| Introdução |
Nos últimos anos, os padrões alimentares com baixo teor de carboidratos e alto de gordura (LCHF) têm ganhado destaque, sendo amplamente adotados para o controle de obesidade e diabetes. Dados recentes indicaram que aproximadamente 20% dos adultos americanos seguiram algum tipo de dieta com baixo teor de carboidratos, como a cetogênica, no último ano. Esses regimes alimentares, que restringem a ingestão de carboidratos e aumentam o consumo de gorduras, têm sido recomendados nas diretrizes Americanas e Europeias para o controle glicêmico e perda de peso, além de apresentarem benefícios subjetivos, como aumento de energia e clareza mental.

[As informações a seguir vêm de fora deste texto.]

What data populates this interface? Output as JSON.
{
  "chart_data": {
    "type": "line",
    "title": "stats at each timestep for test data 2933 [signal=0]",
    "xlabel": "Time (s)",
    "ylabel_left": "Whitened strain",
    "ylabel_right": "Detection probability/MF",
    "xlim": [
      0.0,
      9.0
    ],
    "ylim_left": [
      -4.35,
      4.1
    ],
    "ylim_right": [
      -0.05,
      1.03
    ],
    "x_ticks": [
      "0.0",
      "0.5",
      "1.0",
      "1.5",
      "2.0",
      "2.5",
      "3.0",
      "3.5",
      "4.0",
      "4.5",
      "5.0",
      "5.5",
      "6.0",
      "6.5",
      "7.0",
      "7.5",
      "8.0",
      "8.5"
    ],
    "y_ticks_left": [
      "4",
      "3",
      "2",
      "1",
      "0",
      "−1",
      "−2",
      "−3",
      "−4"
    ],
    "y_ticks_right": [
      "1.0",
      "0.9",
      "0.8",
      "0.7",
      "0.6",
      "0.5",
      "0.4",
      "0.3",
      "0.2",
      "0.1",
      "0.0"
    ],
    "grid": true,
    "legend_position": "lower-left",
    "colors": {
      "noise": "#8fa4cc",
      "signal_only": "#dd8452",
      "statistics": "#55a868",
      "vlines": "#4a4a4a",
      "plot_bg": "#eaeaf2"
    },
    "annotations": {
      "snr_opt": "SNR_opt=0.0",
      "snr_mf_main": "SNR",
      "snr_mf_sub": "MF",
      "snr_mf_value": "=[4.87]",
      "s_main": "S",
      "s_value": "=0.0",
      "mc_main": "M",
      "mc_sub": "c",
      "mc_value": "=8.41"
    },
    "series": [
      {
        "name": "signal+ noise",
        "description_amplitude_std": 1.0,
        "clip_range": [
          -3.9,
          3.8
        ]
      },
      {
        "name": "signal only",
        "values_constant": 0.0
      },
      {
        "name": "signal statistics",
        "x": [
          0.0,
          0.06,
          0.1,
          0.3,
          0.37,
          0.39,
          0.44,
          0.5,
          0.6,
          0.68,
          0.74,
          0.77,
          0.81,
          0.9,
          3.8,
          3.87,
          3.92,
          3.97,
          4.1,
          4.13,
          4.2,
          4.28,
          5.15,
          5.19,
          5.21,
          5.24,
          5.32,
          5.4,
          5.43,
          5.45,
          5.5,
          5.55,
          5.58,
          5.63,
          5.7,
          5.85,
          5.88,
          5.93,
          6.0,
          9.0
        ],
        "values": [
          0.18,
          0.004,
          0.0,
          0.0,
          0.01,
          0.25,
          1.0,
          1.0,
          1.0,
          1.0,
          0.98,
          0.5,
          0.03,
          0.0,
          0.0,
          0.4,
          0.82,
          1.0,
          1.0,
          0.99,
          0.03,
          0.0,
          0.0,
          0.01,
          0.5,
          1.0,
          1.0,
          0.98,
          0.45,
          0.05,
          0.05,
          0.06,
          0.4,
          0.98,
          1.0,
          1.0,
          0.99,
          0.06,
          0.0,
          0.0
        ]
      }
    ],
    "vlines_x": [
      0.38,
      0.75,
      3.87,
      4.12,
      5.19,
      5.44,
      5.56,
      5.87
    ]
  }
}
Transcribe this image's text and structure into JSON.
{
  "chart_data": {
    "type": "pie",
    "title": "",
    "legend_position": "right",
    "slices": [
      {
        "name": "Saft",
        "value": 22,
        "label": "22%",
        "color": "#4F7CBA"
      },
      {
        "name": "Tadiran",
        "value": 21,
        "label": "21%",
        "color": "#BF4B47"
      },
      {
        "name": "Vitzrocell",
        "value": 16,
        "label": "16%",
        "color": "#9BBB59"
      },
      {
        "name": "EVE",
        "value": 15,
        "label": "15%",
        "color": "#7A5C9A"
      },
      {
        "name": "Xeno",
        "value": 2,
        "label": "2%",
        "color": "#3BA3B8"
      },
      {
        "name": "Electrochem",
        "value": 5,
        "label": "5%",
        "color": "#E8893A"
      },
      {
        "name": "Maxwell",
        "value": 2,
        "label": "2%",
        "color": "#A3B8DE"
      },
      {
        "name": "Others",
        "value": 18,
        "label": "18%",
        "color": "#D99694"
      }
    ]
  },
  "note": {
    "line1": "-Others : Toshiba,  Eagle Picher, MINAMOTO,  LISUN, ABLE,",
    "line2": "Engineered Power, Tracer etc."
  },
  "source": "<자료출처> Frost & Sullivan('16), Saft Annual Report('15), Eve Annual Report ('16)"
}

Dietas LCHF limitam a ingestão de carboidratos para menos de 100g por dia e priorizam o consumo de gorduras, muitas vezes de origem animal. Apesar de alguns estudos sugerirem efeitos cardioprotetores, relacionados à produção de corpos cetônicos. No entanto, há preocupações sobre o impacto dessas dietas no aumento dos níveis de lipoproteínas aterogênicas, como o LDL-colesterol, o que pode elevar o risco de doença cardiovascular aterosclerótica (ASCVD, na sigla em inglês). Embora o impacto das dietas LCHF na saúde cardiovascular ainda esteja sendo investigado, Iatan e colaboradores (2024) realizaram um estudo para explorar a relação entre esse padrão alimentar e os níveis de lipídios séricos, bem como a ocorrência de eventos cardiovasculares adversos em uma coorte do UK Biobank.
| Métodos |
Este estudo de coorte, baseado no banco de dados do UK Biobank, incluiu participantes que completaram pelo menos um questionário alimentar de 24 horas. Definiu-se uma dieta LCHF como aquela com consumo de carboidratos inferior a 100 g/dia ou menos de 25% da energia diária total proveniente de carboidratos, enquanto mais de 45% era proveniente de gorduras. Os participantes que seguiram uma dieta padrão (DP) não atenderam a esses critérios. Para garantir comparabilidade, cada participante seguindo a dieta LCHF foi pareado em uma proporção de 1:4 com indivíduos da dieta padrão, levando em consideração idade e sexo.
| Resultados |
No total, 2.034 e 8.136 participantes que seguiram a dieta LCHF e a padrão foram incluídos no estudo, respectivamente. Desses, apenas 305 e 1.220, respectivamente, realizaram uma avaliação de lipídios simultaneamente à inscrição.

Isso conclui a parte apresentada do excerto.